L’occupation d’un bien indivis en nue-propriété seulement ne peut donner lieu à indemnité au profit de l’indivision sur le fondement de l’article 815-9 du code civil
1re Civ., 1er juin 2023, pourvoi n° 21-14.924, publié
Peu après son mariage, un époux séparé de biens fait donation à son épouse de la moitié en nue-propriété d’une parcelle qu’il avait reçue dans la succession de son père et dont sa mère était usufruitière. Les époux font édifier sur la parcelle une maison qui devient le domicile conjugal.
Vingt ans plus tard, une ordonnance de non-conciliation attribue au mari la jouissance à titre onéreux du domicile conjugal, puis un jugement prononce le divorce des époux et l’épouse assigne subséquemment son ex-conjoint en liquidation et partage de leurs intérêts patrimoniaux, sollicitant notamment la condamnation de celui-ci au paiement d’une indemnité pour l’occupation du logement de la famille.
Le tribunal ordonne le partage des intérêts patrimoniaux des parties et dit l’époux redevable d’une indemnité d’occupation envers l’indivision à compter de l’ordonnance de non-conciliation. Sur appel de celui-ci, limité aux dispositions du jugement l’ayant condamné au paiement de cette indemnité, la cour d’appel confirme le jugement, nonobstant l’existence d’un démembrement de propriété entre les parties et la mère de l’époux, usufruitière.

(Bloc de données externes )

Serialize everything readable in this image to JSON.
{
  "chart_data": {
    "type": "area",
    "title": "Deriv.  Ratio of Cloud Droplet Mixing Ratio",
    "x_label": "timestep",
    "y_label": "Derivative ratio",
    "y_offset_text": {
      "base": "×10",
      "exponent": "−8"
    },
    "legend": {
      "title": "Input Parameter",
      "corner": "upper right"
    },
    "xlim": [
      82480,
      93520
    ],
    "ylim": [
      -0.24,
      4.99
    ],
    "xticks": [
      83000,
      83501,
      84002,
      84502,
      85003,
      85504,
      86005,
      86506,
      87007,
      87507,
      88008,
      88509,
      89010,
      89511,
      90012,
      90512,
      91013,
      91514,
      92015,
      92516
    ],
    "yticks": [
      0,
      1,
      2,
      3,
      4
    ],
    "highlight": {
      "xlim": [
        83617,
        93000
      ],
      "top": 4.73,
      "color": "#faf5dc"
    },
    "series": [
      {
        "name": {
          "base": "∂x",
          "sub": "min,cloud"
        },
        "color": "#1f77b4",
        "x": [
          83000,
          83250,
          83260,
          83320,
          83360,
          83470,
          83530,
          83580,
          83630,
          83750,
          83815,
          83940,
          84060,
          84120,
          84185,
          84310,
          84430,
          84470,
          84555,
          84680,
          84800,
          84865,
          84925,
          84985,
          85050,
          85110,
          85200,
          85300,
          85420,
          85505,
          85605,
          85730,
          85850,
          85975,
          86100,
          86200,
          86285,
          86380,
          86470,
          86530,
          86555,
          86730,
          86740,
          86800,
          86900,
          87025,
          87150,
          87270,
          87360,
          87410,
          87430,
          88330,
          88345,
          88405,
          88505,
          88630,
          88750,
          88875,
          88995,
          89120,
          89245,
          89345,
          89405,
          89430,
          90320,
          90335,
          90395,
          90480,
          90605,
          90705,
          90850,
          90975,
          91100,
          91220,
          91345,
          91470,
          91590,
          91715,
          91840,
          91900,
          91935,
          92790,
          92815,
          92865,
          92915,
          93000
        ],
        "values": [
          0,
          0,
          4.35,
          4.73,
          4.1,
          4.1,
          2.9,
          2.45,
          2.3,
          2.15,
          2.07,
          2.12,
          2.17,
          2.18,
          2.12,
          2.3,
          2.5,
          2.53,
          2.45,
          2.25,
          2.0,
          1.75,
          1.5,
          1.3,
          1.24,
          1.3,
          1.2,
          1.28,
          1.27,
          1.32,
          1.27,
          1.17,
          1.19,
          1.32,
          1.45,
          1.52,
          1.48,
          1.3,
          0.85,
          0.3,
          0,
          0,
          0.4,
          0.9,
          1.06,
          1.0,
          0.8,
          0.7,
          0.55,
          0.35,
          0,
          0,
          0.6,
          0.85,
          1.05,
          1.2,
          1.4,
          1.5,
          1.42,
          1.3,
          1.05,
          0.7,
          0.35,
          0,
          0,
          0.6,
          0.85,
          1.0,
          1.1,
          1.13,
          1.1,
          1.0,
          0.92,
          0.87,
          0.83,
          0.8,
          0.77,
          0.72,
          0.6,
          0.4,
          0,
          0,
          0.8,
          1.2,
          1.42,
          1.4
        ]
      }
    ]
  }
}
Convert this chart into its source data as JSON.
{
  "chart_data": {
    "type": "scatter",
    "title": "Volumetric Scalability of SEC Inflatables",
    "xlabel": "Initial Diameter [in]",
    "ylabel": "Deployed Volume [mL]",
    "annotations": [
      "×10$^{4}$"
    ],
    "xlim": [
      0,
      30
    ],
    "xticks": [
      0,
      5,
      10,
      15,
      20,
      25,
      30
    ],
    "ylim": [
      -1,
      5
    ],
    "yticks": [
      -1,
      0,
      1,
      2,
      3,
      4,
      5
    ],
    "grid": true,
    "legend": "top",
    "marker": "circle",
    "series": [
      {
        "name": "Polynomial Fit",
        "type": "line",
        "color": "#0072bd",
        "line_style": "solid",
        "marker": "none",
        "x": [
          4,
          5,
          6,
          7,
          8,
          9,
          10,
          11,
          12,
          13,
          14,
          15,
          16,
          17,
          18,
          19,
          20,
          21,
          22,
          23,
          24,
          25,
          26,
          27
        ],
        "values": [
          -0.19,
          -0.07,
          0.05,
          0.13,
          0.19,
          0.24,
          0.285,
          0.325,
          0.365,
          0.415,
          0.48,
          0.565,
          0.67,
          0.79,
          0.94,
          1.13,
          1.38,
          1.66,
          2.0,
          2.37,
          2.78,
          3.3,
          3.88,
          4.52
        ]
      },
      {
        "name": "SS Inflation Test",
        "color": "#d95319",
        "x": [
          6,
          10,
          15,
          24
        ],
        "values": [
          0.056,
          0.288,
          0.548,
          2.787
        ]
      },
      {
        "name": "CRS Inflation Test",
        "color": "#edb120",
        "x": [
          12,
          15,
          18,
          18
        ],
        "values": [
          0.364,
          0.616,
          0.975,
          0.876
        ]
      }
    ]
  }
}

Un pourvoi est formé, reprochant en substance à la cour d’avoir ainsi statué alors que seul l'usufruitier peut jouir des fruits de la propriété démembrée, au nombre desquels figure l’indemnité d’occupation.
Pour casser l’arrêt, la Cour de cassation rappelle, d’abord, qu’il résulte de l’article 815-9 du code civil que l’indemnité due au titre de l’occupation d’un bien indivis a pour objet de réparer le préjudice causé à l’indivision par la perte des fruits et revenus et de se substituer à ceux-ci dont elle emprunte le caractère (cf., notamment, 1re Civ., 3 octobre 2006, pourvoi n° 04-18.435, Bull. 2006, I, n° 426), ensuite, qu’aux termes de l’article 582 du même code, l’usufruitier a le droit de jouir de toute espèce de fruits, soit naturels, soit industriels, soit civils, que peut produire l’objet dont il a l’usufruit.
Elle en déduit logiquement qu’en l’absence d’indivision en jouissance entre les époux, indivisaires en nue-propriété seulement, aucune indemnité ne peut être due par l’un d’eux envers l’indivision au titre de l’occupation du bien indivis.
Le remboursement anticipé par un indivisaire d’un emprunt ayant permis l’acquisition d’un bien indivis constitue une dépense nécessaire à la conservation de ce bien au sens de l’article 815-13, alinéa 1er, du code civil
1re Civ., 5 juillet 2023, avis n° 23-70.007, publié
Le règlement d'échéances d'emprunts ayant permis l'acquisition d'un immeuble indivis, effectué par un indivisaire au moyen de ses deniers personnels au cours de l'indivision, permet de préserver l’indivision d’un risque de défaillance de nature à entraîner la perte du bien indivis et, ainsi, de le conserver dans l’indivision.
C’est pourquoi la Cour de cassation juge qu’un tel règlement constitue une dépense nécessaire à la conservation de ce bien et donne lieu à indemnité sur le fondement de l'article 815-13, alinéa 1er, du code civil (1re Civ., 7 juin 2006, pourvoi n° 04-11.524, Bull. 2006, I, n° 284 ; 1re Civ., 15 mai 2018, pourvoi n° 17-16.166).
Par une décision plus récente (1re Civ., 26 janvier 2022, pourvoi n° 20-17.898, publié), cette solution a été étendue à l’hypothèse du règlement d’un crédit-relais. Une demande d’avis émanant d’un juge aux affaires familiales saisi du partage des intérêts patrimoniaux de personnes auparavant liées par un pacte civil de solidarité a été l’occasion pour la première chambre civile de confirmer qu’il en va de même en cas de remboursement anticipé d’un emprunt ayant permis l’acquisition d’un bien indivis.